31.01.2010, Winterwanderung im Wental

Winterwanderung im Wental am Sonntag, 31.01.2010

Bereits sehnsüchtig erwartet kam die Einladung zur traditionellen Winterwanderung im Wental am 31. Januar 2010.

Inmitten einer tief verschneiten Landschaft trafen sich knapp ein Dutzend Hovawarte, die unvermeidlichen beiden Corgis und etwa dreißig Menschen auf dem Wanderparkplatz. Ein Blick ins Gelände machte klar, dass die obligatorische Unterordnung nur auf dem geräumten Parkplatz stattfinden könnte. Dieter Lang als ?Supervisor? krabbelte den Hang hoch, während Kerstin Lang uns dirigierte. Die Blonden waren diesmal schwach vertreten, dafür war das Verhältnis Rüden zu Hündinnen ausgeglichen. Das versprach Zündstoff. Als wir uns auf dem schmalen Trampelpfad durch die Felsen wühlten, gab es schon gleich den ersten lautstarken Streit. Soviel Energie brauchte ein Ventil, und die Jungs wälzten sich brüllend im Pulverschnee. Nicht, dass etwas passiert wäre, nur mir fiel beim Ausweichen jede Menge Schnee von oben in die Stiefel. Jetzt weiß ich, wozu Schneehosen gut sind!

Die Sonne gab sich leider nicht die Ehre, aber der Anblick der scheinbar endlosen weißen Weite war ein Wintermärchen. Anfangs ließen sich die Hovis durch geworfene Schneebälle zu kräftezehrenden Ausflügen abseits der Trampelspur verleiten. Bis zum Bauch im Schnee schwammen und hopsten sie in gebremstem Tempo herum, bis sie doch wieder in die Spur zurück wateten. Kalt ist es sicher niemandem geworden bei der Stapferei. Zwar war neben dem Pfad auch ein Loipe gespurt, aber die ist natürlich für zwei- und vierbeinige Trampel tabu (aus Sicht der Langläufer).

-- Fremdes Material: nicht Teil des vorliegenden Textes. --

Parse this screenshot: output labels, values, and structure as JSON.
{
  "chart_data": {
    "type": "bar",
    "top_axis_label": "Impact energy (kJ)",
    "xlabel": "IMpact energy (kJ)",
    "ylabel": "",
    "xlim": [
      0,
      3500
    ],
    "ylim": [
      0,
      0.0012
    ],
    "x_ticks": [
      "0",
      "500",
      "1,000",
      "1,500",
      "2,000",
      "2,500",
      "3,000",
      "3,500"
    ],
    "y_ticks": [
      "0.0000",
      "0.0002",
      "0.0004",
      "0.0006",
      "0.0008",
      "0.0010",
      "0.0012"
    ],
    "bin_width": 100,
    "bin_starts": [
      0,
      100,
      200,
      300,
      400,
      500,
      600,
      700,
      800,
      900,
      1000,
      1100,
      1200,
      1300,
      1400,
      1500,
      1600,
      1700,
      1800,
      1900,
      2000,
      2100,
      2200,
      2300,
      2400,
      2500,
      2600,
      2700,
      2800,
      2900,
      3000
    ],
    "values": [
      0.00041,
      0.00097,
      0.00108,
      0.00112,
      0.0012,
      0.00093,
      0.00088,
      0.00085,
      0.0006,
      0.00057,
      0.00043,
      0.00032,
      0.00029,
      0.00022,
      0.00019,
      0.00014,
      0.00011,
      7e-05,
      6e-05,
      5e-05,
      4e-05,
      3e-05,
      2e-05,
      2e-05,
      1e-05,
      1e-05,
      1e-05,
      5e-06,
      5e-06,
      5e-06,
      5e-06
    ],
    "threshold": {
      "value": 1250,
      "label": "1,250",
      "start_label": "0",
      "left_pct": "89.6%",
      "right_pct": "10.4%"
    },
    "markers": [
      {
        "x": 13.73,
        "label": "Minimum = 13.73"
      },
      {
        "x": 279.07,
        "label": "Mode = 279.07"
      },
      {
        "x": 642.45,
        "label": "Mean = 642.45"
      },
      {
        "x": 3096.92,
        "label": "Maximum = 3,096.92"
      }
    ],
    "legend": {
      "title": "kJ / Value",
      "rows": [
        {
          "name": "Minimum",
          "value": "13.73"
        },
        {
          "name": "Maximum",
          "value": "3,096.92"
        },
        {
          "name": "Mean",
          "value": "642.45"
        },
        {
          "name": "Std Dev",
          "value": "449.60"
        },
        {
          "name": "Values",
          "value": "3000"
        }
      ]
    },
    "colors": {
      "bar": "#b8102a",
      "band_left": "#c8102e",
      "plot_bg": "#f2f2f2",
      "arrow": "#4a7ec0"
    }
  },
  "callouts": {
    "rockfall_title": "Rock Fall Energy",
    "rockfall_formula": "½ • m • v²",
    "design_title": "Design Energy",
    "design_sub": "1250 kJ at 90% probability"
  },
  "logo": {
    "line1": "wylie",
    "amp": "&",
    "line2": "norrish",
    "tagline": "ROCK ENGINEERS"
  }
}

Der Rückweg durch den Wald sah uns im Gänsemarsch. Wir sollten um halb eins pünktlich zum Mittagessen antreten, um vor den ebenfalls wandernden Eurasiern einzutreffen. So fiel das eigentlich geplante Dummytraining vorsichtshalber flach. Die zwei Rehe, die direkt vor uns über den Weg flüchteten, hatten auch nichts zu befürchten. Kein Hund ließ sich zum Nachhetzen verleiten. Ordentlich ausgepowert kamen wir am Waldhotel Wental wieder an ? gerade rechtzeitig, um die Hunde etwas zu ?entbommeln? und Gaststubentauglich zu machen, soweit sie mitkommen durften. Und wer war auch schon da? Die Eurasier, die nach uns losmarschiert waren und ihre Tour deutlich abgekürzt hatten! So befanden sich insgesamt sicher zwanzig Hunde im Gastraum. Sie tummelten sich aber nicht, sondern verschwanden still unter den Tisch oder auf ihre Decken zum Schlafen. Die Bedienungen schafften es trotz des Ansturms, flott das Bestellte zu bringen, und so konnten wir jede einzelne verbrauchte Kalorie zehnfach wieder mit köstlichem Essen ersetzen. Während oben am Tisch die Gespräche lebhaft hin und her gingen, reichte es hinter den Stühlen nur noch zu einem sehr gedämpften Schnauzenhakeln im Liegen. Wie schön, seinen Hund mal so müde und zufrieden zu sehen! Das Einzige, was nicht geklappt hat, waren die geplanten Fotos für die Deckrüdenkartei. Denn beinlose ?Langhaardackel? sind dort weniger gefragt!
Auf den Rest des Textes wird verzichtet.